9 April 2008

Reading in the car, talking books

One of the things I really like doing is listening to a novel on CDs in the car, on my way to and from work. Unfortunately I don't have a long journey, about 20 mins in the morning and 30 in the afternoon.

So the current novel is taking quite a while. I'm listening to Ken Follett's WORLD WITHOUT END read beautifully by Richard E. Grant. It is an unabridged version, 12 CDs, each a little over an hour long, and I've just started number 10.

Basically the story is set in an English cathedral town beginning about a decade before the Black Death hit England in 1348. In some ways it is about how English towns emerged from the middle ages, from the dominance of people by the church, and the changes brought not only by pestilence, but also by European traders, and by war.
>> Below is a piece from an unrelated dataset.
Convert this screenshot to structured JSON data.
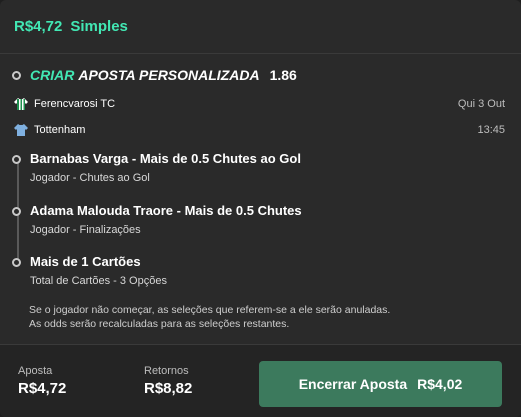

I'm finding it quite difficult to write about though. Someone on one of the discussion lists I'm on pointed out that although you actually "read" the book more slowly when someone reads it to you, you also don't have the opportunity to turn back the pages to check details that you didn't take in very well the first time. I'm finding also that when the spelling of a name is not very clear to me, I am having a problem in remembering them.

Despite all that, I'm enjoying Grant's reading, the saga like qualities of the story, and the historical detail.
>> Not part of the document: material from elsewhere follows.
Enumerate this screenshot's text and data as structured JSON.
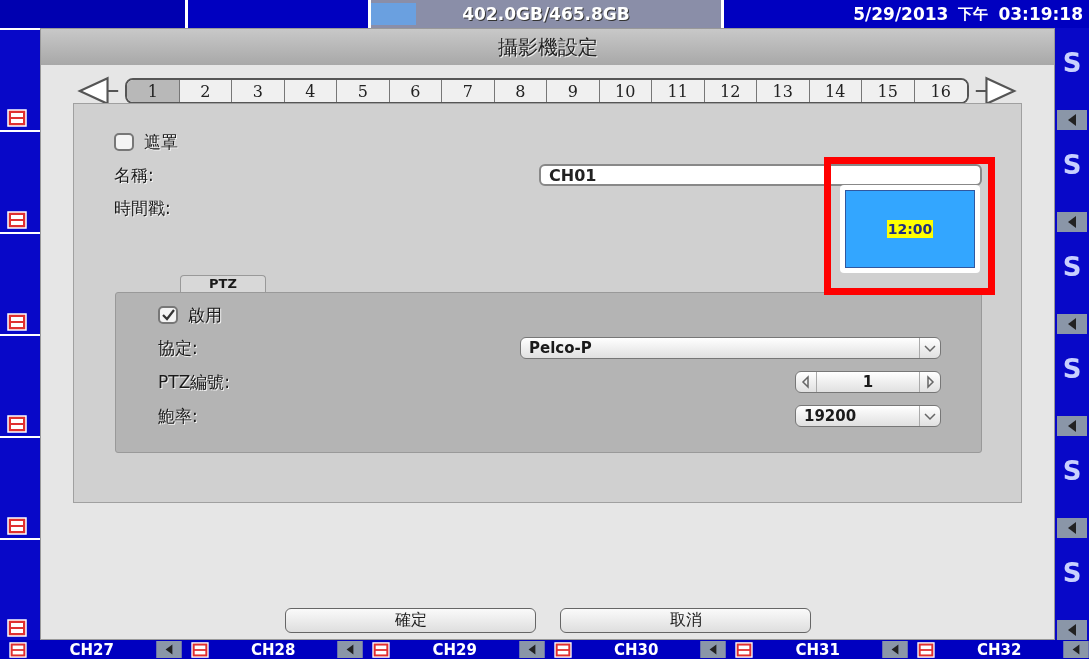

Ken Follett has a website and I read there what he said about the book. I hadn't realised it was a sequel to PILLARS OF THE EARTH because it is such a long time since I have read that.

I couldn’t write another book about building a cathedral, because that would be the same book. And I couldn’t write another story about the same characters, because by the end of 'Pillars' they are all very old or dead. 'World Without End' takes place in the same town, Kingsbridge, and features the descendants of the 'Pillars' characters two centuries later.

The cathedral and the priory are again at the centre of a web of love and hate, greed and pride, ambition and revenge. But at the heart of the story is the greatest natural disaster ever to strike the human race: the plague known as the Black Death, which killed something like half the population of Europe in the fourteenth century. The people of the Middle Ages battled this lethal pestilence and survived – and, in doing so, laid the foundations of modern medicine.